Depois de décadas dedicadas à segurança pública, especialmente no enfrentamento à violência contra mulheres e adolescentes, a delegada Clécia Vasconcelos inicia um novo capítulo da vida. A aposentadoria da Polícia Civil marca o encerramento de uma trajetória que, segundo ela, foi construída com empatia, compromisso social e proximidade com a população. Agora, a ex-delegada pretende concentrar esforços na advocacia, na carreira acadêmica e em projetos sociais.
"Não deu para viver a aposentadoria ainda", brincou. "Estou dando sequência à minha agenda, continuo dando aulas nas faculdades e agora é um novo ciclo. Vou me dedicar à advocacia, continuar me dedicando aos projetos sociais que gosto muito e me sinto muito abençoada por fechar esse ciclo."
Ao fazer um balanço da carreira, Clécia preferiu não falar em legado, mas destacou a relação construída com os moradores de Feira de Santana.
"Não me acho no direito de dizer que deixo um legado. O que posso dizer é que sou muito grata a Feira de Santana pelo acolhimento. Aprendi que muitos se apropriam da pauta, da mídia, mas poucos se apropriam da causa. Quando a gente faz as coisas com o coração, a sociedade sente a verdade e isso cria uma identidade."
Durante a entrevista, ela lembrou que um dos maiores desafios da carreira foi assumir a Delegacia para o Adolescente Infrator (DAI), após anos de atuação na Delegacia Especial de Atendimento à Mulher (Deam). Segundo Clécia, a mudança ampliou sua visão sobre a complexidade da violência.
"Na Deam eu fortalecia mulheres para romperem o ciclo da violência. Na DAI encontrei mães vítimas dos próprios filhos envolvidos com drogas, facções criminosas ou violência dentro de casa. É uma realidade muito mais complexa. Foi um aprendizado que Deus colocou no meu caminho para completar esse ciclo."
Ao analisar o aumento dos índices de violência, apesar do endurecimento das leis, Clécia afirmou que o problema vai muito além da legislação penal.

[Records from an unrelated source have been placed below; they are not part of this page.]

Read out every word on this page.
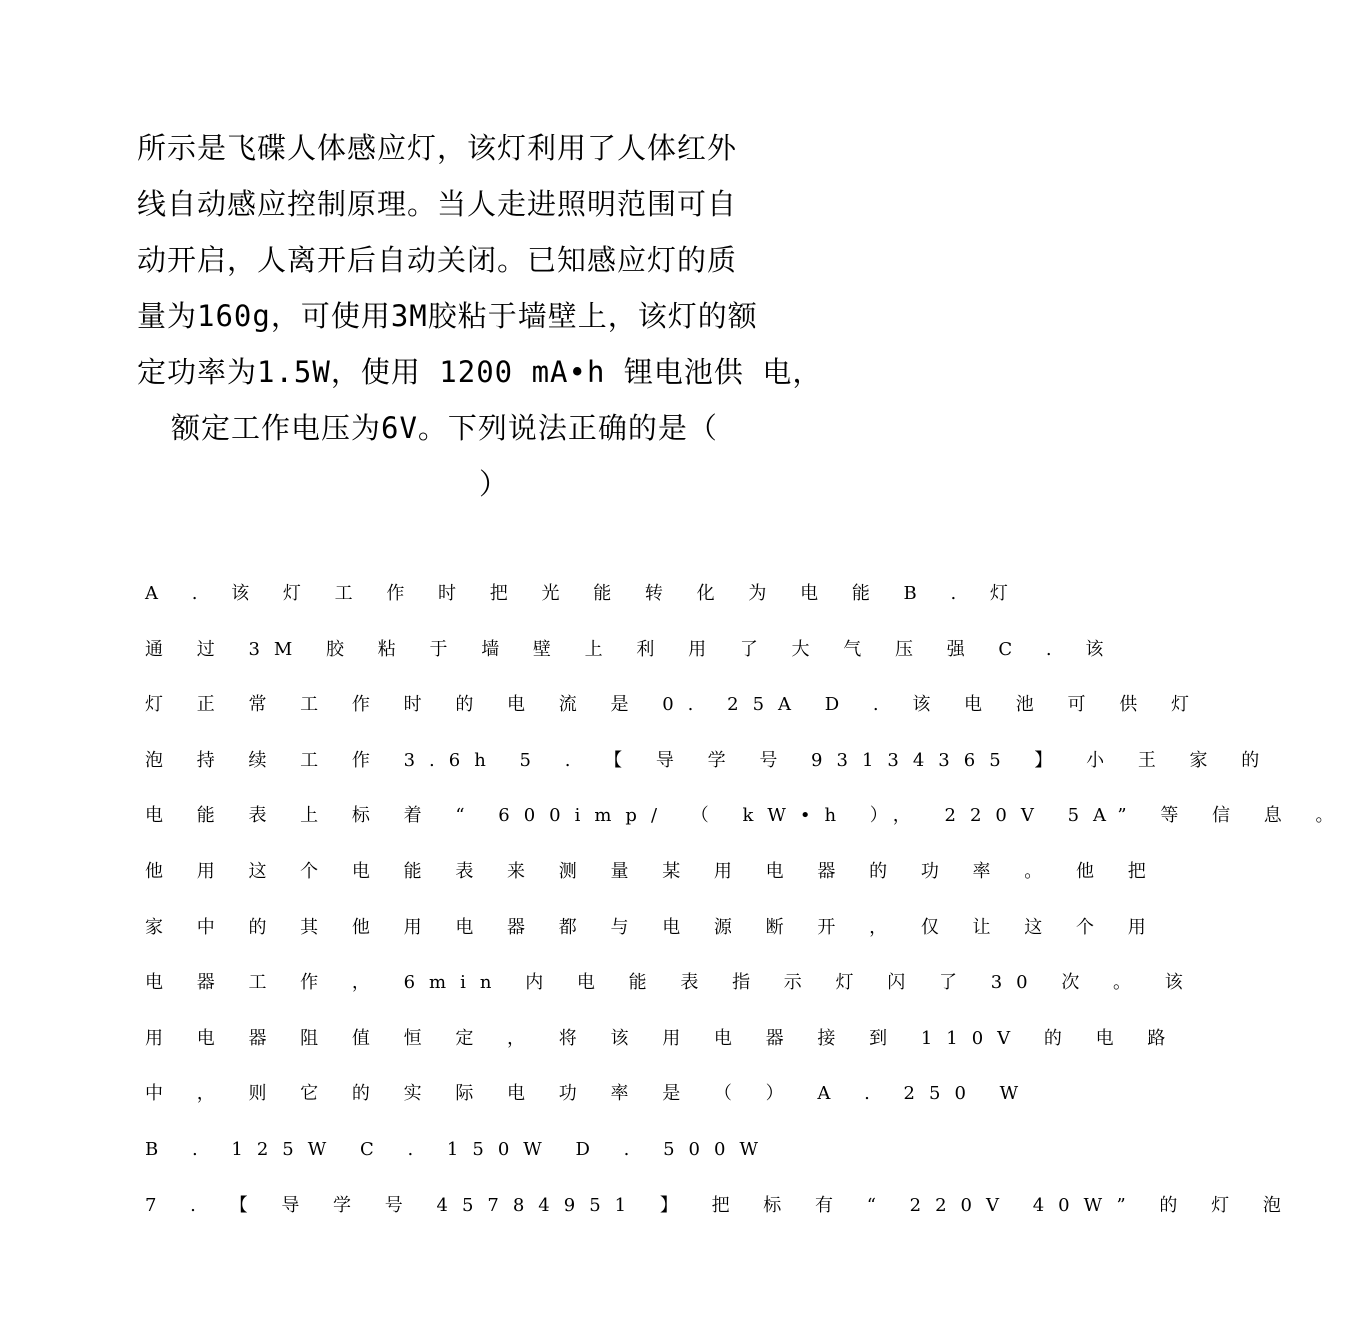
所示是飞碟人体感应灯，该灯利用了人体红外
线自动感应控制原理。当人走进照明范围可自
动开启，人离开后自动关闭。已知感应灯的质
量为160g，可使用3M胶粘于墙壁上，该灯的额
定功率为1.5W，使用 1200 mA•h 锂电池供 电，
额定工作电压为6V。下列说法正确的是（
）
A . 该 灯 工 作 时 把 光 能 转 化 为 电 能 B . 灯
通 过 3M 胶 粘 于 墙 壁 上 利 用 了 大 气 压 强 C . 该
灯 正 常 工 作 时 的 电 流 是 0. 25A D . 该 电 池 可 供 灯
泡 持 续 工 作 3.6h 5 . 【 导 学 号 93134365 】 小 王 家 的
电 能 表 上 标 着 “ 600imp/ （ kW•h ）， 220V 5A” 等 信 息 。
他 用 这 个 电 能 表 来 测 量 某 用 电 器 的 功 率 。 他 把
家 中 的 其 他 用 电 器 都 与 电 源 断 开 ， 仅 让 这 个 用
电 器 工 作 ， 6min 内 电 能 表 指 示 灯 闪 了 30 次 。 该
用 电 器 阻 值 恒 定 ， 将 该 用 电 器 接 到 110V 的 电 路
中 ， 则 它 的 实 际 电 功 率 是 （ ） A . 250 W
B . 125W C . 150W D . 500W
7 . 【 导 学 号 45784951 】 把 标 有 “ 220V 40W” 的 灯 泡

Ela destacou que as redes sociais, quando utilizadas sem controle, e o avanço do consumo de drogas são dois fenômenos que influenciam diretamente o crescimento da violência.
"As redes sociais são um caminho sem volta, mas precisam ser usadas com responsabilidade e fiscalização. Além disso, o uso de entorpecentes está destruindo famílias em todas as camadas da sociedade."
Para a ex-delegada, também é necessário resgatar valores familiares e fortalecer políticas públicas voltadas para a prevenção.
"A família continua sendo a base da sociedade. Parece um discurso antigo, mas é necessário retomarmos valores que preservem a dignidade da pessoa humana."
Clécia também criticou o que chamou de uso simbólico do Direito Penal e afirmou que apenas aumentar penas não tem sido suficiente para reduzir crimes como o feminicídio.
"Não sou adepta do endurecimento das leis como solução. O feminicídio teve a pena aumentada e os números continuam crescendo. Precisamos de políticas públicas e criminais realmente eficazes, e não de medidas apenas para atender discursos políticos."
Ao recordar momentos inesquecíveis da vida policial, Clécia afirmou que as maiores lembranças não estão nos cargos ocupados, mas no reconhecimento espontâneo das pessoas.
Ela contou que uma das experiências mais marcantes aconteceu durante um projeto social realizado no bairro Campo Limpo. Na ocasião, uma mãe a reconheceu como a delegada responsável pelo levantamento cadavérico do filho assassinado.
Segundo Clécia, naquele momento compreendeu ainda mais a dor das famílias atingidas pela violência.
"Cada levantamento cadavérico que eu fazia, pensava na mãe. Mãe nenhuma escolhe o caminho errado para o filho. Muitas vezes julgamos apenas o adolescente envolvido no crime, sem olhar para a realidade de abandono, ausência familiar e vulnerabilidade em que ele cresceu."
A ex-delegada ressaltou que a convivência diária com pessoas em situação de vulnerabilidade foi o que mais transformou sua visão de mundo.
"Ser policial me fez lidar com os vulneráveis. Trabalhei em várias regiões da Bahia, mas foi esse contato que gerou minha verdadeira identificação com a profissão."
Sem olhar para trás, Clécia diz que encerra a carreira policial com gratidão e pronta para novos desafios.
"Sou uma mulher que segue em frente. Não cultivo mágoas. Só damos aquilo que temos. Eu só tenho a agradecer. Até aqui o Senhor nos ajudou."
Mesmo aposentada da Polícia Civil, ela continuará atuando como professora universitária, advogada e participante de iniciativas sociais, levando adiante a experiência acumulada ao longo de uma carreira marcada pelo contato direto com as vítimas da violência e pela defesa da dignidade humana.